Mis hijos, sus hijos, nuestros hijos merecen vivir de manera distinta a como vivieron mis papás, sus papás, nuestros papás. Ellos no me perdonarían fallar.
Estuve hace unos días en Ciudad del Vaticano y, por casualidades de la vida, tuve un tropiezo inesperado con el ex presidente Uribe. Destaco y admiro su dedicación por lo que hace y su vocación de servicio. ¿Qué la embarró? Sí, en muchas cosas. ¿Qué debió haber actuado distinto en ciertas situaciones? Sí, también es verdad. Pero que mucho de lo positivo de lo que hoy vive Colombia, incluido el hecho de que las FARC se hayan sentado a negociar, se lo debemos a su trabajo, también es verdad.
Lo saludé y hablamos un rato sobre mis estudios universitarios y otros temas. Al concluir el encuentro, salí pensando en la situación de mi país y del proceso de paz. Es cierto que he sido apático muchas veces, especialmente al inicio de las conversaciones y cuando los fanatismos empezaban a aflorar. Pero he ido cambiando de parecer con el paso del tiempo a medida que han avanzado los acuerdos. Distinto a los lagartos políticos que se acomodan al árbol con más sombra, mi convicción es objetiva y estudiada. Pensé en lo que dice Uribe y su partido; en lo que dice el gobierno, la FARC, los grupos sociales y el conglomerado de las víctimas.

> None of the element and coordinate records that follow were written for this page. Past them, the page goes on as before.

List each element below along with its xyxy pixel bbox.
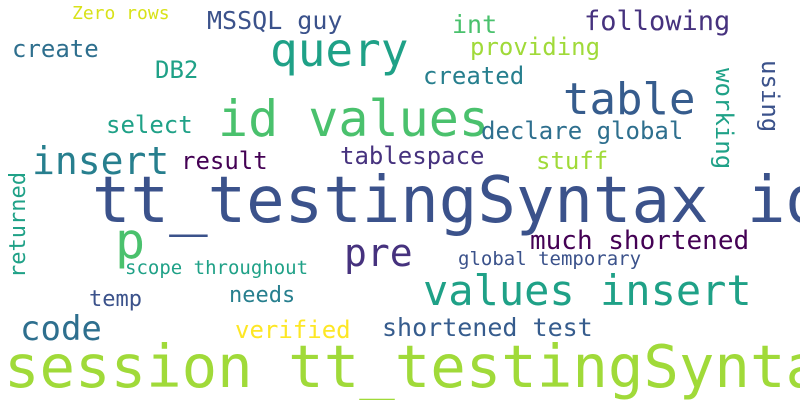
word-session-tt-testingsyntax: session tt_testingSyntax: [4, 332, 800, 400]
word-much-shortened: much shortened: [530, 226, 750, 256]
word-zero-rows: Zero rows: [72, 3, 170, 24]
word-create: create: [12, 35, 99, 63]
word-select: select: [106, 111, 193, 139]
word-working: working: [710, 68, 738, 170]
word-declare-global: declare global: [481, 117, 684, 145]
word-int: int: [452, 10, 498, 39]
word-needs: needs: [229, 283, 296, 308]
word-global-temporary: global temporary: [458, 248, 642, 270]
word-pre: pre: [344, 231, 413, 275]
word-insert: insert: [32, 139, 170, 183]
word-providing: providing: [470, 33, 601, 61]
word-tablespace: tablespace: [340, 142, 485, 170]
word-stuff: stuff: [536, 147, 609, 175]
word-db2: DB2: [155, 56, 199, 84]
word-using: using: [756, 60, 784, 133]
word-created: created: [423, 62, 525, 90]
word-tt-testingsyntax-id: tt_testingSyntax id: [92, 164, 800, 238]
word-values-insert: values insert: [423, 266, 752, 315]
word-result: result: [181, 147, 268, 175]
word-mssql-guy: MSSQL guy: [207, 6, 343, 35]
word-scope-throughout: scope throughout: [125, 257, 309, 279]
word-code: code: [20, 309, 102, 349]
word-returned: returned: [6, 172, 31, 278]
word-id-values: id values: [218, 90, 489, 148]
word-query: query: [270, 23, 409, 77]
word-following: following: [584, 6, 731, 37]
word-verified: verified: [235, 316, 351, 344]
word-p: p: [115, 212, 146, 270]
word-temp: temp: [89, 287, 142, 312]
word-table: table: [563, 74, 696, 125]
word-shortened-test: shortened test: [382, 313, 593, 342]
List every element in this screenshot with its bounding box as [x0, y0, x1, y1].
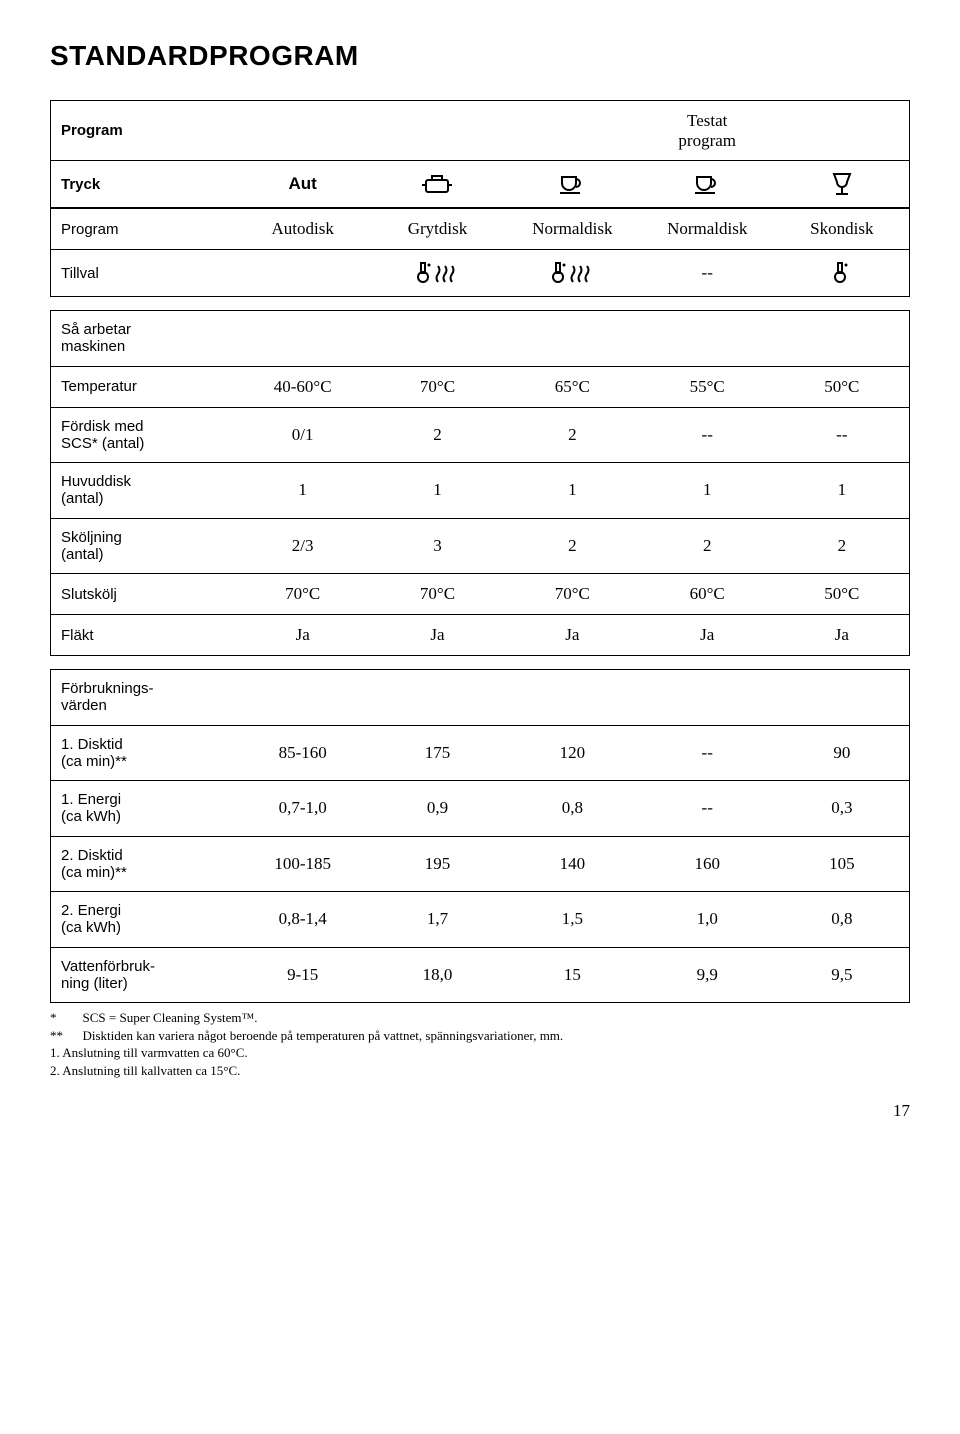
- row-tillval-label: Tillval: [51, 250, 236, 297]
- cell: 1,5: [505, 892, 640, 948]
- cell: --: [775, 407, 910, 463]
- cell: 100-185: [235, 836, 370, 892]
- row-disktid1-label: 1. Disktid(ca min)**: [51, 725, 236, 781]
- cell: 65°C: [505, 366, 640, 407]
- row-vatten-label: Vattenförbruk-ning (liter): [51, 947, 236, 1003]
- col-grytdisk: Grytdisk: [370, 208, 505, 250]
- col-skondisk: Skondisk: [775, 208, 910, 250]
- cell: 0,7-1,0: [235, 781, 370, 837]
- cell: Ja: [775, 615, 910, 656]
- cell: Ja: [640, 615, 775, 656]
- header-program: Program: [51, 101, 236, 161]
- cell: 2: [370, 407, 505, 463]
- header-testat: Testatprogram: [640, 101, 775, 161]
- pot-icon: [370, 161, 505, 209]
- cell: 2: [505, 518, 640, 574]
- row-skoljning-label: Sköljning(antal): [51, 518, 236, 574]
- cell: 70°C: [370, 574, 505, 615]
- row-energi2-label: 2. Energi(ca kWh): [51, 892, 236, 948]
- row-fordisk-label: Fördisk medSCS* (antal): [51, 407, 236, 463]
- cell: 70°C: [505, 574, 640, 615]
- cell: --: [640, 725, 775, 781]
- cell: 9,9: [640, 947, 775, 1003]
- col-autodisk: Autodisk: [235, 208, 370, 250]
- section-forbrukning: Förbruknings-värden: [51, 670, 236, 726]
- cell: 60°C: [640, 574, 775, 615]
- cell: 160: [640, 836, 775, 892]
- cell: 175: [370, 725, 505, 781]
- cell: 140: [505, 836, 640, 892]
- cell: 0,9: [370, 781, 505, 837]
- cell: 120: [505, 725, 640, 781]
- cell: Ja: [505, 615, 640, 656]
- cell: 0,8: [775, 892, 910, 948]
- row-flakt-label: Fläkt: [51, 615, 236, 656]
- cell: 1: [640, 463, 775, 519]
- row-program-label: Program: [51, 208, 236, 250]
- cell: 50°C: [775, 574, 910, 615]
- cell: Ja: [370, 615, 505, 656]
- footnote-kallvatten: 2. Anslutning till kallvatten ca 15°C.: [50, 1062, 910, 1080]
- row-slutskolj-label: Slutskölj: [51, 574, 236, 615]
- cell: --: [640, 407, 775, 463]
- temp-icon: [775, 250, 910, 297]
- cell: 2: [640, 518, 775, 574]
- cell: 1,7: [370, 892, 505, 948]
- row-energi1-label: 1. Energi(ca kWh): [51, 781, 236, 837]
- cell: 70°C: [235, 574, 370, 615]
- cell: 0/1: [235, 407, 370, 463]
- cell: 9,5: [775, 947, 910, 1003]
- cell: 0,3: [775, 781, 910, 837]
- page-title: STANDARDPROGRAM: [50, 40, 910, 72]
- cell: 195: [370, 836, 505, 892]
- row-huvuddisk-label: Huvuddisk(antal): [51, 463, 236, 519]
- program-table: Program Testatprogram Tryck Aut Program …: [50, 100, 910, 1003]
- cell: 2: [775, 518, 910, 574]
- cell: 1: [370, 463, 505, 519]
- cell: 0,8-1,4: [235, 892, 370, 948]
- cell: 1: [505, 463, 640, 519]
- testat-line1: Testat: [687, 111, 727, 130]
- testat-line2: program: [678, 131, 736, 150]
- cell: 70°C: [370, 366, 505, 407]
- temp-steam-icon: [505, 250, 640, 297]
- cell: 40-60°C: [235, 366, 370, 407]
- cell: Ja: [235, 615, 370, 656]
- glass-icon: [775, 161, 910, 209]
- cell: 1,0: [640, 892, 775, 948]
- cell: 0,8: [505, 781, 640, 837]
- header-aut: Aut: [235, 161, 370, 209]
- cell: 18,0: [370, 947, 505, 1003]
- temp-steam-icon: [370, 250, 505, 297]
- cell: 3: [370, 518, 505, 574]
- page-number: 17: [50, 1101, 910, 1121]
- cell: 15: [505, 947, 640, 1003]
- footnote-varmvatten: 1. Anslutning till varmvatten ca 60°C.: [50, 1044, 910, 1062]
- cell: 9-15: [235, 947, 370, 1003]
- col-normaldisk2: Normaldisk: [640, 208, 775, 250]
- tillval-dash: --: [640, 250, 775, 297]
- cell: --: [640, 781, 775, 837]
- header-tryck: Tryck: [51, 161, 236, 209]
- cell: 105: [775, 836, 910, 892]
- row-disktid2-label: 2. Disktid(ca min)**: [51, 836, 236, 892]
- cup-icon: [640, 161, 775, 209]
- cell: 55°C: [640, 366, 775, 407]
- footnote-disktid: ** Disktiden kan variera något beroende …: [50, 1027, 910, 1045]
- footnotes: * SCS = Super Cleaning System™. ** Diskt…: [50, 1009, 910, 1079]
- row-temperatur-label: Temperatur: [51, 366, 236, 407]
- cell: 85-160: [235, 725, 370, 781]
- col-normaldisk1: Normaldisk: [505, 208, 640, 250]
- cell: 50°C: [775, 366, 910, 407]
- cell: 90: [775, 725, 910, 781]
- cup-icon: [505, 161, 640, 209]
- footnote-scs: * SCS = Super Cleaning System™.: [50, 1009, 910, 1027]
- section-arbetar: Så arbetarmaskinen: [51, 311, 236, 367]
- cell: 2: [505, 407, 640, 463]
- cell: 1: [235, 463, 370, 519]
- cell: 1: [775, 463, 910, 519]
- cell: 2/3: [235, 518, 370, 574]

Y, para no alargarme mucho en cuestiones irrelevantes, concluí que mis hijos no me perdonarían el dejar pasar la oportunidad de firmar la posibilidad de terminar un conflicto que ha afectado a personas de mi edad, de la edad de mis papás, de la edad de mis abuelos pero que, al final de todo, tienen un común denominador: personas de mi país.
Me di en la tarea de documentarme más sobre los acuerdos alcanzados. Y, aunque no son perfectos - nunca llegaran a serlo -, reconocí en ellos la oportunidad tangible y real que tenemos para terminar, de una vez por todas, que nos levantemos oyendo que asesinaron a Juan, que incendiaron la casa de Pedro o que tomaron como rehén a Mario. Acá la cuestión deja de ser un tema de a quién creerle y pasa a convertirse en una decisión de qué quiero para mi futuro.
Me niego a que mis hijos vivan lo que vivieron mis papás. Tuve la inmensa fortuna de nacer alejado, aunque no ajeno, de las muertes y los actos bélicos entre enemigos de una misma nación. Los veía por televisión y creo que somos nosotros, los que pudimos ver el tema desde la barrera, somos quienes tenemos una responsabilidad enorme con quienes vivieron en carne propia la faena.
Acá el tema no es que votaré "si" porque me compraron el voto o porque me ofrecieron un puesto. Acá todo radica en que mi voto afirmativo se desliga de un interés nacional más fuerte, alejado de cualquier fanatismo político, completamente fuera de la mermelada y de la venta de mi conciencia. Mi decisión, como espero que sea la de todos los jóvenes, es libre, espontánea y documentada. Es una decisión pensada en mis hijos, en mi futuro y en mi país.
Como joven colombiano, creo que nos llegó la hora de sentar un precedente y optar por terminar lo que en sesenta años no se ha logrado por vía alguna, demostrándole al mundo que, mientras en Niza un loco mata a varias personas, mientras Bruselas sufre un atentado en uno de sus puntos más custodiados, Colombia demuestra que ya vivió eso y que nunca más quiere que se repita. Qué se me hace un nudo en la garganta pensar en la impunidad para Timochenko y sus secuaces es cierto; pero, aunque me duela, mis hijos sabrán, de voz propia, que efectivamente le di una oportunidad de ver algo distinto para ellos, algo que, seguro, será mejor que las muertes y las tragedias. No será fácil, pero si tranquilizante.
Alejado del típico discurso de "escoger entre la paz o la guerra", o de aquel que profesa que "es escoger entre Santos o Uribe", pienso que la decisión recae en el país en el que, como joven, anhelo vivir. Y, distinto a quienes profesan los dos tipos de discursos mencionados, respeto a quienes dicen que prefieren un país distinto y que votarán por el "no". Al fin y al cabo, y alejándome totalmente de discusiones jurídicas como el tema del umbral, eso es democracia en su máxima expresión.
El futuro de mi país lo veo con ojos de optimismo, sin dejarme llevar desbordadamente por la utopía. Creo en que los jóvenes daremos una muestra de que estamos listos para tomar las riendas de nuestro país, ese que nos ha dado todo. Es a nosotros a quienes nos va a tocar lidiar con la decisión que se tome en unas semanas. El juego se acabó hace mucho y lo que viene marcará nuestras vidas de manera directa. Definitivamente, mis hijos no me perdonarían equivocarme.